Après l’incendie d’une synagogue, les Juifs de Jackson retrouvent solidarité et complexité lors d’un service de prière interconfessionnel

JACKSON, Mississippi — Quelques jours après que leur synagogue ait été incendiée lors d’un incendie criminel, des dizaines de Juifs de cette ville se sont levés pour prier lors d’un service communal.

L’événement de prière interconfessionnelle au Thalia Maria Hall du centre-ville de Jackson, présenté par le maire John Horhn comme un « appel à la prière et à l’action dans toute la ville », avait été prévu comme une cérémonie générale pour la ville.

Mais après l’incendie de la congrégation Beth Israel samedi matin, Benjamin Russell, qui est étudiant rabbin et chef spirituel de la congrégation Beth Israel, a déclaré que Horhn avait appelé et a dit qu’il voulait modifier l’événement « prier pour vous et apporter des bénédictions ». Cet appel est intervenu au milieu d’un soutien en cascade provenant de toute la ville.

« Nous nous attendions à tout cela », a déclaré Russell à propos de l’élan de soutien. « Pour la plupart, nous nous sommes toujours sentis les bienvenus, et c’était donc plutôt une confirmation de ce que nous savions déjà. »

À Jackson, les 140 familles de la congrégation Beth Israel sont largement dépassées en nombre par les 400 églises de la ville. Le rassemblement de jeudi soir a souligné la complexité de la vie juive à Jackson, un endroit où la petite communauté a été largement soutenue par ses voisins en temps de crise, mais toujours consciente de son statut minoritaire dans une ville définie par les institutions chrétiennes.

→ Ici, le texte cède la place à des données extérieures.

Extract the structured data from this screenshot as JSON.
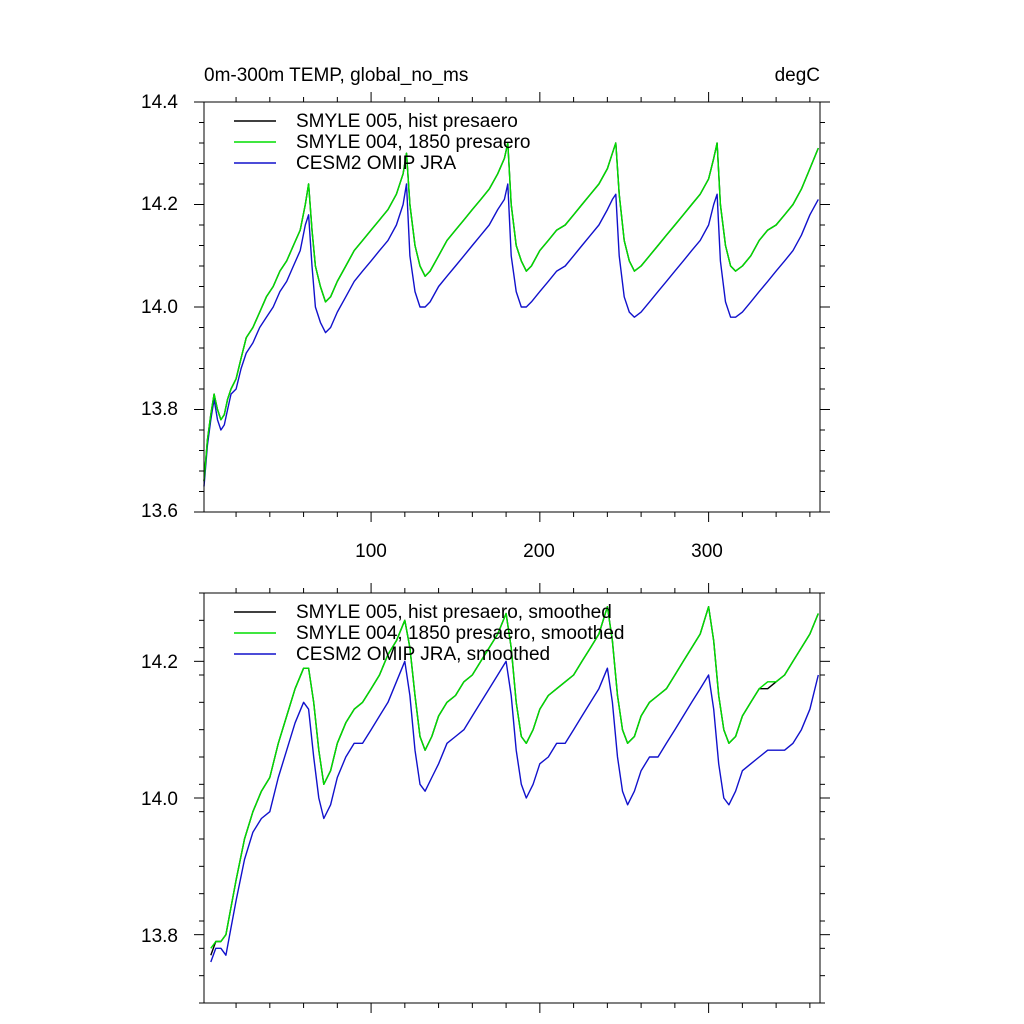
{
  "colors": {
    "black": "#000000",
    "green": "#00dd00",
    "blue": "#1111cc"
  },
  "chart_data": [
    {
      "id": "top",
      "type": "line",
      "title_left": "0m-300m TEMP, global_no_ms",
      "title_right": "degC",
      "xlim": [
        1,
        366
      ],
      "ylim": [
        13.6,
        14.4
      ],
      "xticks": [
        100,
        200,
        300
      ],
      "xtick_labels": [
        "100",
        "200",
        "300"
      ],
      "yticks": [
        13.6,
        13.8,
        14.0,
        14.2,
        14.4
      ],
      "ytick_labels": [
        "13.6",
        "13.8",
        "14.0",
        "14.2",
        "14.4"
      ],
      "legend_location": "top-left",
      "legend": [
        {
          "label": "SMYLE 005, hist presaero",
          "color": "#000000"
        },
        {
          "label": "SMYLE 004, 1850 presaero",
          "color": "#00dd00"
        },
        {
          "label": "CESM2 OMIP JRA",
          "color": "#1111cc"
        }
      ],
      "x": [
        1,
        3,
        5,
        7,
        9,
        11,
        13,
        15,
        17,
        20,
        23,
        26,
        30,
        34,
        38,
        42,
        46,
        50,
        54,
        58,
        61,
        63,
        65,
        67,
        70,
        73,
        76,
        80,
        85,
        90,
        95,
        100,
        105,
        110,
        115,
        119,
        121,
        123,
        126,
        129,
        132,
        135,
        140,
        145,
        150,
        155,
        160,
        165,
        170,
        175,
        179,
        181,
        183,
        186,
        189,
        192,
        195,
        200,
        205,
        210,
        215,
        220,
        225,
        230,
        235,
        240,
        243,
        245,
        247,
        250,
        253,
        256,
        260,
        265,
        270,
        275,
        280,
        285,
        290,
        295,
        300,
        303,
        305,
        307,
        310,
        313,
        316,
        320,
        325,
        330,
        335,
        340,
        345,
        350,
        355,
        360,
        365
      ],
      "series": [
        {
          "name": "SMYLE 005, hist presaero",
          "color": "#000000",
          "values": [
            13.66,
            13.74,
            13.79,
            13.83,
            13.8,
            13.78,
            13.79,
            13.82,
            13.84,
            13.86,
            13.9,
            13.94,
            13.96,
            13.99,
            14.02,
            14.04,
            14.07,
            14.09,
            14.12,
            14.15,
            14.2,
            14.24,
            14.15,
            14.08,
            14.04,
            14.01,
            14.02,
            14.05,
            14.08,
            14.11,
            14.13,
            14.15,
            14.17,
            14.19,
            14.22,
            14.26,
            14.3,
            14.2,
            14.12,
            14.08,
            14.06,
            14.07,
            14.1,
            14.13,
            14.15,
            14.17,
            14.19,
            14.21,
            14.23,
            14.26,
            14.29,
            14.32,
            14.2,
            14.12,
            14.09,
            14.07,
            14.08,
            14.11,
            14.13,
            14.15,
            14.16,
            14.18,
            14.2,
            14.22,
            14.24,
            14.27,
            14.3,
            14.32,
            14.22,
            14.13,
            14.09,
            14.07,
            14.08,
            14.1,
            14.12,
            14.14,
            14.16,
            14.18,
            14.2,
            14.22,
            14.25,
            14.29,
            14.32,
            14.2,
            14.12,
            14.08,
            14.07,
            14.08,
            14.1,
            14.13,
            14.15,
            14.16,
            14.18,
            14.2,
            14.23,
            14.27,
            14.31
          ]
        },
        {
          "name": "SMYLE 004, 1850 presaero",
          "color": "#00dd00",
          "values": [
            13.66,
            13.74,
            13.79,
            13.83,
            13.8,
            13.78,
            13.79,
            13.82,
            13.84,
            13.86,
            13.9,
            13.94,
            13.96,
            13.99,
            14.02,
            14.04,
            14.07,
            14.09,
            14.12,
            14.15,
            14.2,
            14.24,
            14.15,
            14.08,
            14.04,
            14.01,
            14.02,
            14.05,
            14.08,
            14.11,
            14.13,
            14.15,
            14.17,
            14.19,
            14.22,
            14.26,
            14.3,
            14.2,
            14.12,
            14.08,
            14.06,
            14.07,
            14.1,
            14.13,
            14.15,
            14.17,
            14.19,
            14.21,
            14.23,
            14.26,
            14.29,
            14.32,
            14.2,
            14.12,
            14.09,
            14.07,
            14.08,
            14.11,
            14.13,
            14.15,
            14.16,
            14.18,
            14.2,
            14.22,
            14.24,
            14.27,
            14.3,
            14.32,
            14.22,
            14.13,
            14.09,
            14.07,
            14.08,
            14.1,
            14.12,
            14.14,
            14.16,
            14.18,
            14.2,
            14.22,
            14.25,
            14.29,
            14.32,
            14.2,
            14.12,
            14.08,
            14.07,
            14.08,
            14.1,
            14.13,
            14.15,
            14.16,
            14.18,
            14.2,
            14.23,
            14.27,
            14.31
          ]
        },
        {
          "name": "CESM2 OMIP JRA",
          "color": "#1111cc",
          "values": [
            13.65,
            13.73,
            13.78,
            13.82,
            13.78,
            13.76,
            13.77,
            13.8,
            13.83,
            13.84,
            13.88,
            13.91,
            13.93,
            13.96,
            13.98,
            14.0,
            14.03,
            14.05,
            14.08,
            14.11,
            14.16,
            14.18,
            14.08,
            14.0,
            13.97,
            13.95,
            13.96,
            13.99,
            14.02,
            14.05,
            14.07,
            14.09,
            14.11,
            14.13,
            14.16,
            14.2,
            14.24,
            14.1,
            14.03,
            14.0,
            14.0,
            14.01,
            14.04,
            14.06,
            14.08,
            14.1,
            14.12,
            14.14,
            14.16,
            14.19,
            14.21,
            14.24,
            14.1,
            14.03,
            14.0,
            14.0,
            14.01,
            14.03,
            14.05,
            14.07,
            14.08,
            14.1,
            14.12,
            14.14,
            14.16,
            14.19,
            14.21,
            14.22,
            14.1,
            14.02,
            13.99,
            13.98,
            13.99,
            14.01,
            14.03,
            14.05,
            14.07,
            14.09,
            14.11,
            14.13,
            14.16,
            14.2,
            14.22,
            14.09,
            14.01,
            13.98,
            13.98,
            13.99,
            14.01,
            14.03,
            14.05,
            14.07,
            14.09,
            14.11,
            14.14,
            14.18,
            14.21
          ]
        }
      ]
    },
    {
      "id": "bottom",
      "type": "line",
      "xlim": [
        1,
        366
      ],
      "ylim": [
        13.7,
        14.3
      ],
      "xticks": [
        100,
        200,
        300
      ],
      "yticks": [
        13.8,
        14.0,
        14.2
      ],
      "ytick_labels": [
        "13.8",
        "14.0",
        "14.2"
      ],
      "legend_location": "top-left",
      "legend": [
        {
          "label": "SMYLE 005, hist presaero, smoothed",
          "color": "#000000"
        },
        {
          "label": "SMYLE 004, 1850 presaero, smoothed",
          "color": "#00dd00"
        },
        {
          "label": "CESM2 OMIP JRA, smoothed",
          "color": "#1111cc"
        }
      ],
      "x": [
        5,
        8,
        11,
        14,
        17,
        20,
        25,
        30,
        35,
        40,
        45,
        50,
        55,
        60,
        63,
        66,
        69,
        72,
        76,
        80,
        85,
        90,
        95,
        100,
        105,
        110,
        115,
        120,
        123,
        126,
        129,
        132,
        136,
        140,
        145,
        150,
        155,
        160,
        165,
        170,
        175,
        180,
        183,
        186,
        189,
        192,
        196,
        200,
        205,
        210,
        215,
        220,
        225,
        230,
        235,
        240,
        243,
        246,
        249,
        252,
        256,
        260,
        265,
        270,
        275,
        280,
        285,
        290,
        295,
        300,
        303,
        306,
        309,
        312,
        316,
        320,
        325,
        330,
        335,
        340,
        345,
        350,
        355,
        360,
        365
      ],
      "series": [
        {
          "name": "SMYLE 005, hist presaero, smoothed",
          "color": "#000000",
          "values": [
            13.77,
            13.79,
            13.79,
            13.8,
            13.84,
            13.88,
            13.94,
            13.98,
            14.01,
            14.03,
            14.08,
            14.12,
            14.16,
            14.19,
            14.19,
            14.14,
            14.07,
            14.02,
            14.04,
            14.08,
            14.11,
            14.13,
            14.14,
            14.16,
            14.18,
            14.21,
            14.23,
            14.26,
            14.22,
            14.15,
            14.09,
            14.07,
            14.09,
            14.12,
            14.14,
            14.15,
            14.17,
            14.18,
            14.2,
            14.22,
            14.24,
            14.27,
            14.22,
            14.14,
            14.09,
            14.08,
            14.1,
            14.13,
            14.15,
            14.16,
            14.17,
            14.18,
            14.2,
            14.22,
            14.24,
            14.28,
            14.23,
            14.15,
            14.1,
            14.08,
            14.09,
            14.12,
            14.14,
            14.15,
            14.16,
            14.18,
            14.2,
            14.22,
            14.24,
            14.28,
            14.23,
            14.15,
            14.1,
            14.08,
            14.09,
            14.12,
            14.14,
            14.16,
            14.16,
            14.17,
            14.18,
            14.2,
            14.22,
            14.24,
            14.27
          ]
        },
        {
          "name": "SMYLE 004, 1850 presaero, smoothed",
          "color": "#00dd00",
          "values": [
            13.78,
            13.79,
            13.79,
            13.8,
            13.84,
            13.88,
            13.94,
            13.98,
            14.01,
            14.03,
            14.08,
            14.12,
            14.16,
            14.19,
            14.19,
            14.14,
            14.07,
            14.02,
            14.04,
            14.08,
            14.11,
            14.13,
            14.14,
            14.16,
            14.18,
            14.21,
            14.23,
            14.26,
            14.22,
            14.15,
            14.09,
            14.07,
            14.09,
            14.12,
            14.14,
            14.15,
            14.17,
            14.18,
            14.2,
            14.22,
            14.24,
            14.27,
            14.22,
            14.14,
            14.09,
            14.08,
            14.1,
            14.13,
            14.15,
            14.16,
            14.17,
            14.18,
            14.2,
            14.22,
            14.24,
            14.28,
            14.23,
            14.15,
            14.1,
            14.08,
            14.09,
            14.12,
            14.14,
            14.15,
            14.16,
            14.18,
            14.2,
            14.22,
            14.24,
            14.28,
            14.23,
            14.15,
            14.1,
            14.08,
            14.09,
            14.12,
            14.14,
            14.16,
            14.17,
            14.17,
            14.18,
            14.2,
            14.22,
            14.24,
            14.27
          ]
        },
        {
          "name": "CESM2 OMIP JRA, smoothed",
          "color": "#1111cc",
          "values": [
            13.76,
            13.78,
            13.78,
            13.77,
            13.81,
            13.85,
            13.91,
            13.95,
            13.97,
            13.98,
            14.03,
            14.07,
            14.11,
            14.14,
            14.13,
            14.06,
            14.0,
            13.97,
            13.99,
            14.03,
            14.06,
            14.08,
            14.08,
            14.1,
            14.12,
            14.14,
            14.17,
            14.2,
            14.15,
            14.07,
            14.02,
            14.01,
            14.03,
            14.05,
            14.08,
            14.09,
            14.1,
            14.12,
            14.14,
            14.16,
            14.18,
            14.2,
            14.15,
            14.07,
            14.02,
            14.0,
            14.02,
            14.05,
            14.06,
            14.08,
            14.08,
            14.1,
            14.12,
            14.14,
            14.16,
            14.19,
            14.14,
            14.06,
            14.01,
            13.99,
            14.01,
            14.04,
            14.06,
            14.06,
            14.08,
            14.1,
            14.12,
            14.14,
            14.16,
            14.18,
            14.13,
            14.05,
            14.0,
            13.99,
            14.01,
            14.04,
            14.05,
            14.06,
            14.07,
            14.07,
            14.07,
            14.08,
            14.1,
            14.13,
            14.18
          ]
        }
      ]
    }
  ]
}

Tout au long du service, les participants ont été invités à se regrouper avec leurs voisins dans des cercles de prière pendant que les chefs religieux du programme, qui étaient presque tous des pasteurs, des évêques et des révérends, donnaient leurs bénédictions sur différents aspects de la vie de la ville de Jackson.

« Nous avons l’intention de ne pas faire de cet événement un événement de type spectateur où vous nous regardez simplement prier sur scène. Sachez que tout le monde va prier ce soir », a déclaré Mgr Ronnie Crudup. « Je veux que vous trouviez quelques personnes avec qui vous pouvez vous blottir, avec lesquelles vous pouvez créer un cercle. Vous pouvez tendre la main et toucher si vous le souhaitez, et en faire vos partenaires de prière pour ce moment de ce soir. »

Certains membres juifs du public restent assis lors d’un service interconfessionnel à Jackson, Mississippi, le 15 janvier 2025. (Jewish Telegraphic Agency)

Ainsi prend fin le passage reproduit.